Los hombres jóvenes, en particular los homosexuales y los bisexuales, son quienes corren mayor riesgo, junto con quienes se drogan por vía intravenosa, así como las prostitutas en la frontera sur o en las grandes capitales que, por despreocupación o por imposición de sus clientes, no utilizan preservativos.
Ante la gravedad de la circunstancia, es correcta la decisión de las autoridades de alentar el uso del condón en los grupos con prácticas de riesgo, de distribuir con este propósito millones de preservativos y de incorporar el tema del sida y de las enfermedades de transmisión sexual en los libros de texto correspondientes a los últimos años de primaria. La falta de información sobre la práctica del sexo seguro ha permitido por decenios la difusión de todo tipo de enfermedades venéreas y, en los últimos años, desde que se detectó el sida en México, ha causado indirectamente la muerte de más de 24 mil víctimas en el país.
Cabe señalar que uno de los factores que más perniciosamente inciden en la difusión de la epidemia son las contracampañas que realizan sectores de la Iglesia católica, grupúsculos ultraderechistas y fanáticos como Pro-Vida y algunas ``uniones de padres de familia'' y miembros del Partido Acción Nacional. En aras de defender e imponer a la población una moral absolutamente anacrónica y una visión del mundo del todo ajena a las postrimerías del milenio, estos actores sociales, al torpedear las campañas sanitarias oficiales, están desempeñando un injustificable papel como aliados objetivos de la enfermedad y como promotores de la muerte.

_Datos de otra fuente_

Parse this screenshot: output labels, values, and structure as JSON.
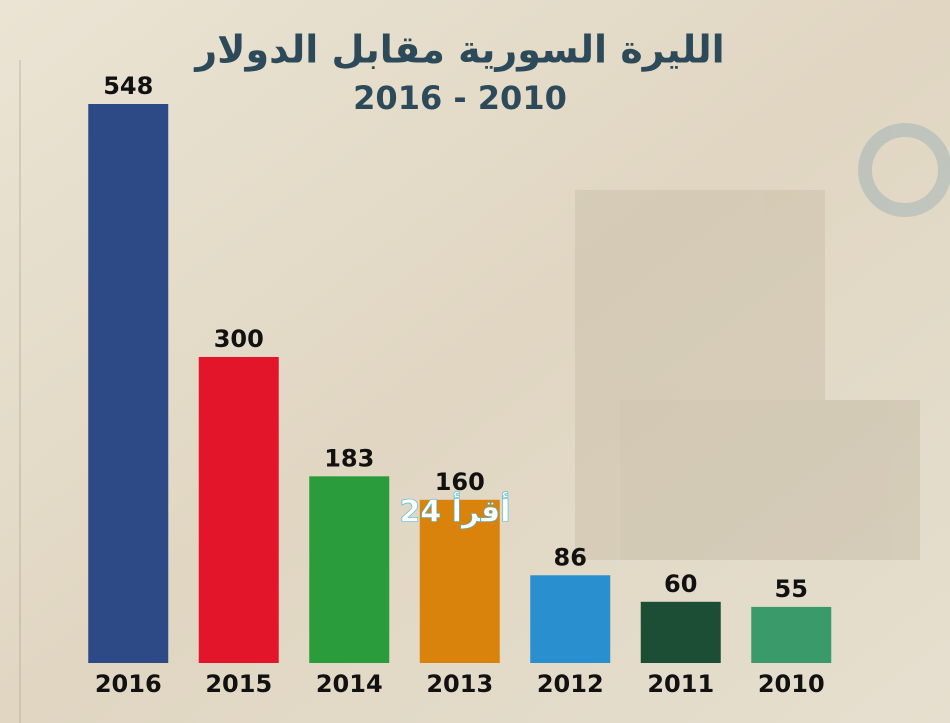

Sus presiones contra las autoridades sanitarias y sus campañas cargadas de fatalismo, obstaculizan gravemente la lucha contra el sida y obligan a convertirla en un combate simultáneo contra la ignorancia, la hipocresía y los desastrosos intentos de suplantar los programas de salud y las acciones epidemiológicas por una prédica moralina que llevará a la tumba a muchos de quienes le presten oídos. En suma, para evitar la propagación del VIH debe combatirse, en primer lugar, la propagación del oscurantismo.

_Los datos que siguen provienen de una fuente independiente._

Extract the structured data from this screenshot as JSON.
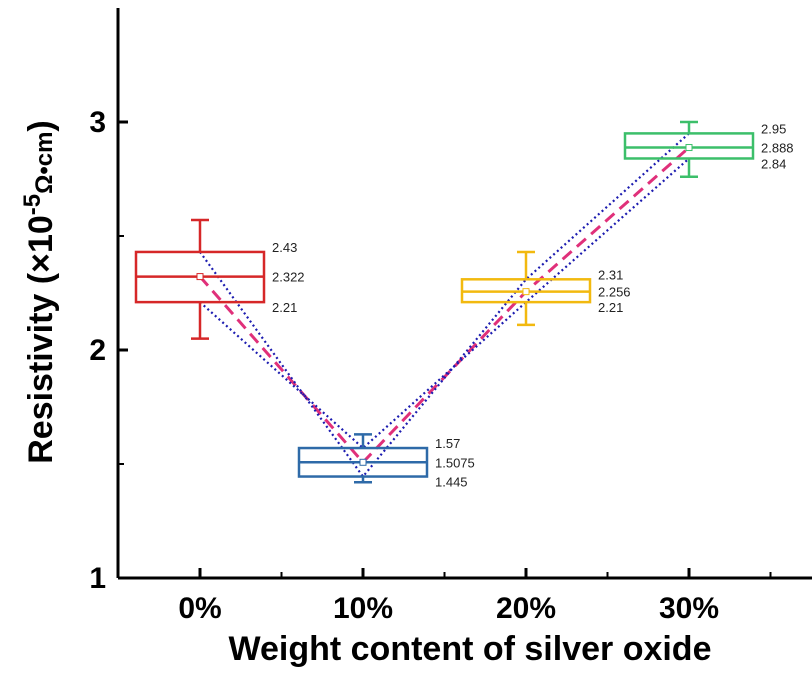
{
  "chart_data": {
    "type": "box",
    "xlabel": "Weight content of silver oxide",
    "ylabel": {
      "prefix": "Resistivity (×10",
      "exponent": "-5",
      "unit": "Ω•cm",
      "suffix": ")"
    },
    "ylim": [
      1,
      3.5
    ],
    "yticks": [
      "1",
      "2",
      "3"
    ],
    "categories": [
      "0%",
      "10%",
      "20%",
      "30%"
    ],
    "boxes": [
      {
        "category": "0%",
        "color": "#d62728",
        "q1": 2.21,
        "median": 2.322,
        "q3": 2.43,
        "whisker_low": 2.05,
        "whisker_high": 2.57,
        "mean": 2.322,
        "labels": [
          "2.43",
          "2.322",
          "2.21"
        ]
      },
      {
        "category": "10%",
        "color": "#2e6aa8",
        "q1": 1.445,
        "median": 1.5075,
        "q3": 1.57,
        "whisker_low": 1.42,
        "whisker_high": 1.63,
        "mean": 1.5075,
        "labels": [
          "1.57",
          "1.5075",
          "1.445"
        ]
      },
      {
        "category": "20%",
        "color": "#f2b90f",
        "q1": 2.21,
        "median": 2.256,
        "q3": 2.31,
        "whisker_low": 2.11,
        "whisker_high": 2.43,
        "mean": 2.256,
        "labels": [
          "2.31",
          "2.256",
          "2.21"
        ]
      },
      {
        "category": "30%",
        "color": "#3cbf6a",
        "q1": 2.84,
        "median": 2.888,
        "q3": 2.95,
        "whisker_low": 2.76,
        "whisker_high": 3.0,
        "mean": 2.888,
        "labels": [
          "2.95",
          "2.888",
          "2.84"
        ]
      }
    ],
    "trend_lines": [
      {
        "style": "dashed",
        "color": "#e0307a",
        "values": [
          2.322,
          1.5075,
          2.256,
          2.888
        ]
      },
      {
        "style": "dotted",
        "color": "#1c1cb0",
        "values": [
          2.43,
          1.445,
          2.31,
          2.95
        ]
      },
      {
        "style": "dotted",
        "color": "#1c1cb0",
        "values": [
          2.21,
          1.57,
          2.21,
          2.84
        ]
      }
    ],
    "grid": false,
    "legend": "none"
  }
}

Ante la necesidad de librar este doble combate, la sociedad y las autoridades sanitarias deben fijarse como objetivos la construcción de una conciencia colectiva y la ruptura del muro del silencio y de la resignación, junto con la difusión de los condones y de la prevención sanitaria en todo el país. En esta reconstrucción de las mentalidades ocupa una parte importante el combate contra la demonización de la enfermedad y de los pacientes, y el ostracismo a que se ven sometidos los enfermos de sida o los grupos que más posibilidades tienen de contraer el mal. Sólo si ellos tienen la seguridad y la responsabilidad que se requieren para recurrir a tiempo a las curas necesarias, podrán salvar sus vidas y reducir el margen de contagio.